Sobre opiniones tan arraigadas en nosotros desde niños que se han convertido en creencias. Las opiniones que escuchaste repetir una y otra vez desde pequeña sobre ti o sobre las cosas que te rodeaban fueron conformando las creencias de lo que eras, y con ello tus propias capacidades. Puede que fueses avanzada en el aprendizaje, pero solo creerás que eres inteligente si te lo dijeron más de una vez; puede que te costara relacionarte con los demás en párvulos, pero solo creerás que eres tímida si te lo dijeron más de una vez; puede que algún día fueses generosa pero sólo creerás que es una de tus mayores virtudes si te lo dijeron una y otra vez; y puede también que actuases así o asá en el cole, pero sólo serás eso ahora si lo oíste tanto que en su día te lo creíste.

Aquí es donde puede que empieces a ver ya el maravilloso regalo que es conocerte. Ser consciente de las creencias que rigen tu vida es tan mágico como darse cuenta de que tus gafas llevan unos cristales puestos que te hacen ver la realidad de una manera distinta a la de los demás. Y darse cuenta de eso te da un poder enorme para cambiar el rumbo hacia donde tú quieras ir.
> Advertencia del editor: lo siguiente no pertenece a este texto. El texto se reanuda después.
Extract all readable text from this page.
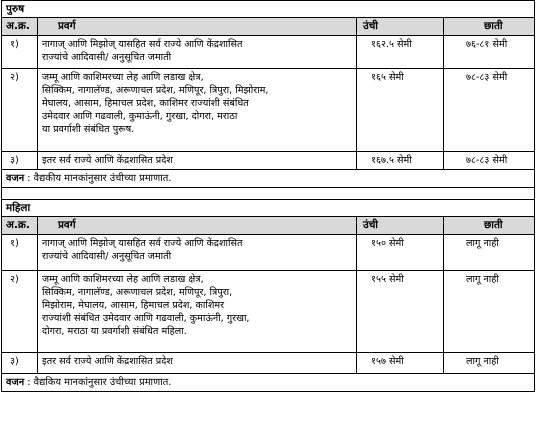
पुरुष			
अ.क्र.	प्रवर्ग	उंची	छाती
१)	नागाज् आणि मिझोज् यासहित सर्व राज्ये आणि केंद्रशासित
राज्यांचे आदिवासी/ अनुसूचित जमाती	१६२.५ सेमी	७६-८१ सेमी
२)	जम्मू आणि काशिमरच्या लेह आणि लडाख क्षेत्र,
सिक्किम, नागालॅण्ड, अरूणाचल प्रदेश, मणिपूर, त्रिपुरा, मिझोराम,
मेघालय, आसाम, हिमाचल प्रदेश, काशिमर राज्यांशी संबंधित
उमेदवार आणि गढवाली, कुमाऊंनी, गुरखा, दोगरा, मराठा
या प्रवर्गाशी संबंधित पुरूष.	१६५ सेमी	७८-८३ सेमी
३)	इतर सर्व राज्ये आणि केंद्रशासित प्रदेश	१६७.५ सेमी	७८-८३ सेमी
वजन : वैद्यकीय मानकांनुसार उंचीच्या प्रमाणात.			

महिला			
अ.क्र.	प्रवर्ग	उंची	छाती
१)	नागाज् आणि मिझोज् यासहित सर्व राज्ये आणि केंद्रशासित
राज्यांचे आदिवासी/ अनुसूचित जमाती	१५० सेमी	लागू नाही
२)	जम्मू आणि काशिमरच्या लेह आणि लडाख क्षेत्र,
सिक्किम, नागालॅण्ड, अरूणाचल प्रदेश, मणिपूर, त्रिपुरा,
मिझोराम, मेघालय, आसाम, हिमाचल प्रदेश, काशिमर
राज्यांशी संबंधित उमेदवार आणि गढवाली, कुमाऊंनी, गुरखा,
दोगरा, मराठा या प्रवर्गाशी संबंधित महिला.	१५५ सेमी	लागू नाही
३)	इतर सर्व राज्ये आणि केंद्रशासित प्रदेश	१५७ सेमी	लागू नाही
वजन : वैद्यकिय मानकांनुसार उंचीच्या प्रमाणात.			
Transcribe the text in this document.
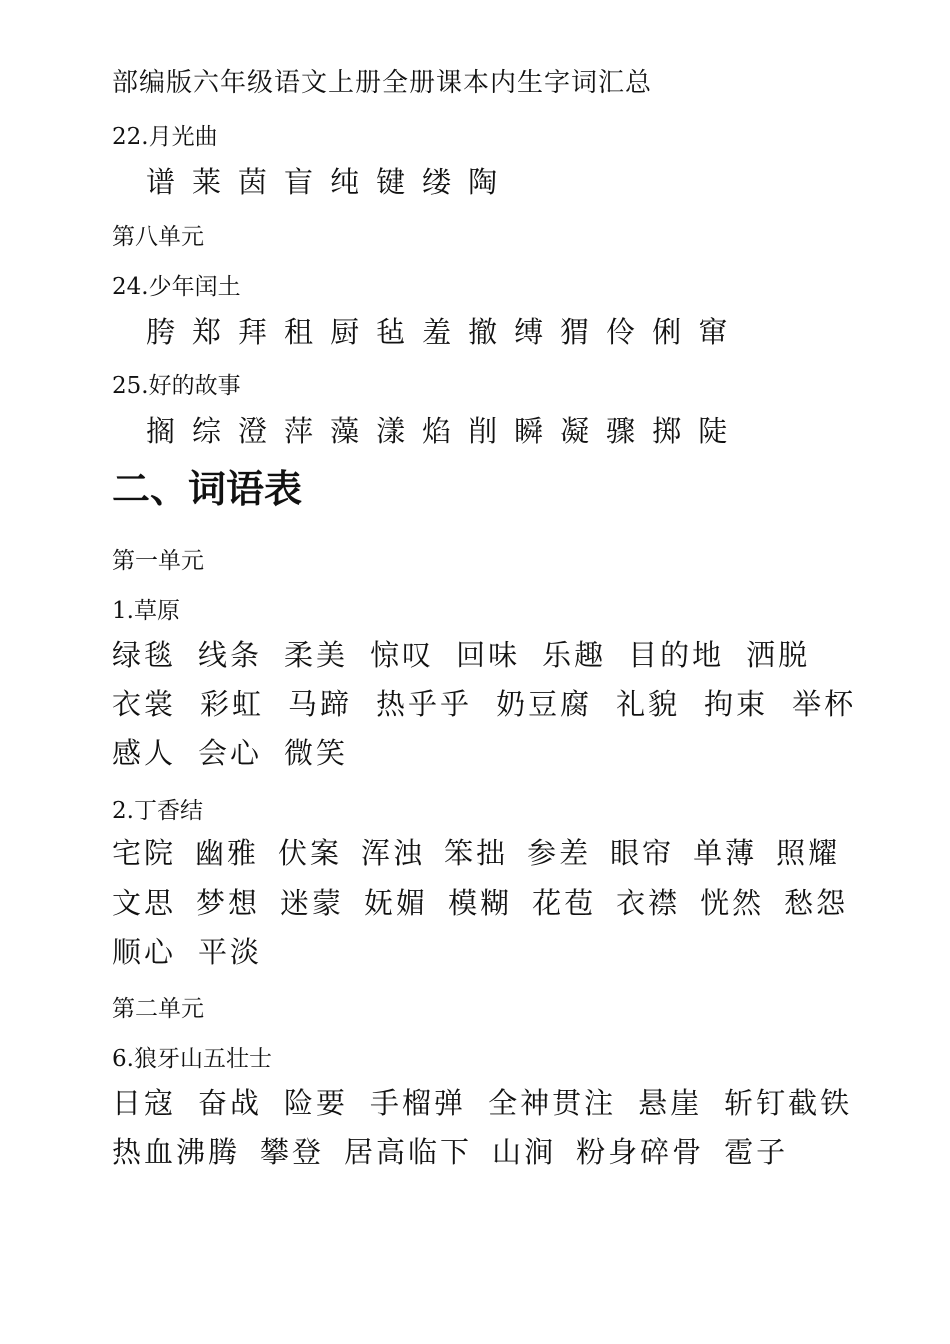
部编版六年级语文上册全册课本内生字词汇总
22.月光曲
谱 莱 茵 盲 纯 键 缕 陶
第八单元
24.少年闰土
胯 郑 拜 租 厨 毡 羞 撤 缚 猬 伶 俐 窜
25.好的故事
搁 综 澄 萍 藻 漾 焰 削 瞬 凝 骤 掷 陡
二、词语表
第一单元
1.草原
绿毯 线条 柔美 惊叹 回味 乐趣 目的地 洒脱
衣裳 彩虹 马蹄 热乎乎 奶豆腐 礼貌 拘束 举杯
感人 会心 微笑
2.丁香结
宅院 幽雅 伏案 浑浊 笨拙 参差 眼帘 单薄 照耀
文思 梦想 迷蒙 妩媚 模糊 花苞 衣襟 恍然 愁怨
顺心 平淡
第二单元
6.狼牙山五壮士
日寇 奋战 险要 手榴弹 全神贯注 悬崖 斩钉截铁
热血沸腾 攀登 居高临下 山涧 粉身碎骨 雹子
Una de mis mayores virtudes, como os decía, es la proactividad. Desde pequeña he oído decir a la gente de mi entorno con entusiasmo que era una persona muy activa. Y eso ha conformado una creencia en mí que puede ser algo así como “la proactividad es la clave para el éxito/ la gente vaga no prospera en la vida”. Por eso cuando veo a mis hijos descansar en el sofá cuando hay datos objetivos a mi alrededor que me dicen que hay cosas pendientes de hacer una luz se enciende en mi interior y activa mi enfado. Otra persona probablemente, sin esa creencia, se acercaría a sus hijos y les diría ¿Todo bien? ¿Habéis venido cansados del cole? ¿Os encontráis bien? Porque, dicho sea de paso, puede que alguno de ellos esté malito, ¿no?

La cuestión no es que la proactividad sea buena o mala. La cuestión es que esa aptitud que me impulsa cada día también puede convertirse en mi peor enemiga cuando actúa como pantalla en mis gafas y me impide darme cuenta de que los demás necesitan o quieren descansar o que yo misma incluso necesito descansar aunque haya cosas pendientes de hacer. Y esa es la clave de mi cambio, conocerme para saber cuál es la creencia base que en ese momento está guiando mi comportamiento.
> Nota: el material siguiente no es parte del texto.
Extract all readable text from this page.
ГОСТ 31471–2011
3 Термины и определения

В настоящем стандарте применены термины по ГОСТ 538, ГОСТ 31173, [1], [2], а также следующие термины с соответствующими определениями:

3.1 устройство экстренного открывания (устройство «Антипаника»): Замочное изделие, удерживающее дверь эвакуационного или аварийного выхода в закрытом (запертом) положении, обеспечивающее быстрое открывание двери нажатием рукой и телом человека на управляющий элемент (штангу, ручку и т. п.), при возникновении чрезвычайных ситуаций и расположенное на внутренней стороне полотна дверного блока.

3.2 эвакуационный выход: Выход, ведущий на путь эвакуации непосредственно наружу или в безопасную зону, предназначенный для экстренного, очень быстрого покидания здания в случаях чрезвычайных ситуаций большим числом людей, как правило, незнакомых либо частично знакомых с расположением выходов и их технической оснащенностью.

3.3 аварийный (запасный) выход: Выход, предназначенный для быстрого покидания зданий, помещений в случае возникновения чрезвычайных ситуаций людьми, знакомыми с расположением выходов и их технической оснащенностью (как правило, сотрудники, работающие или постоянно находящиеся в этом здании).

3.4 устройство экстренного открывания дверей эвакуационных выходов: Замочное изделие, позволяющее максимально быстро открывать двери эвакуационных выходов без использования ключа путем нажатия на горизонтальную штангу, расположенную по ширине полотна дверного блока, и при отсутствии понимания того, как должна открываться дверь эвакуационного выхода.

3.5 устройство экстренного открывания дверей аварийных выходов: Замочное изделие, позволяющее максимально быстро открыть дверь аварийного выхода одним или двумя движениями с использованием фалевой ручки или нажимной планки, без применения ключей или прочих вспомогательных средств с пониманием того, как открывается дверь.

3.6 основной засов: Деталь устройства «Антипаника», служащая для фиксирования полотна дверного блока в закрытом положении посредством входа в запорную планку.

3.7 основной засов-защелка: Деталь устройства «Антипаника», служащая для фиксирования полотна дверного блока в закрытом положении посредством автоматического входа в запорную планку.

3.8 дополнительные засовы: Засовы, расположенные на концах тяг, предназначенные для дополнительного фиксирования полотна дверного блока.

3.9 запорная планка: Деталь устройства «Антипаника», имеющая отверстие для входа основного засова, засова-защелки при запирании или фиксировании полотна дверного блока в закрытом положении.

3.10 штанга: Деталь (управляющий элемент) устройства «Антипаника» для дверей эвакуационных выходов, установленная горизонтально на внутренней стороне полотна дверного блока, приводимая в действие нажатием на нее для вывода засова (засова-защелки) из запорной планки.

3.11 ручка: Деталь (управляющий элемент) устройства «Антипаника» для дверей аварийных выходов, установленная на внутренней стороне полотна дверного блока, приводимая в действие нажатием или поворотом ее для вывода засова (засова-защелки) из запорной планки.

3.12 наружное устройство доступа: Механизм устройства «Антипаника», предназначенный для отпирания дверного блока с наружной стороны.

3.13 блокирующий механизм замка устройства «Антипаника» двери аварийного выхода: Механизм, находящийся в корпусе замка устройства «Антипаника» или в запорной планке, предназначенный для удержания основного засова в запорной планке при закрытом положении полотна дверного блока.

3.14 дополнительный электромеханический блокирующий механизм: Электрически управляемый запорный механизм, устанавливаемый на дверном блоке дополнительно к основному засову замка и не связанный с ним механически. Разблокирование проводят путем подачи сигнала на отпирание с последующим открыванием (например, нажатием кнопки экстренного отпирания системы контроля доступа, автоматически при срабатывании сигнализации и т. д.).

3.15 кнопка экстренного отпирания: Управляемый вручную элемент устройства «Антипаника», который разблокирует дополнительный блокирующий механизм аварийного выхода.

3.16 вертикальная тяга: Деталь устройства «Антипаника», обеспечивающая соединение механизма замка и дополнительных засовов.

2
¿Y la tuya? ¿Alguno de tus mayores impulsores como el perfeccionismo, la tenacidad, la generosidad o el esfuerzo se convierte a veces en tu peor enemigo y no te deja hacer las cosas menos perfectas, relajarte y no tirar siempre del carro, ser algo más egoista y preocuparte de ti misma o dejarte ayudar? ¿Cuáles son tus creencias?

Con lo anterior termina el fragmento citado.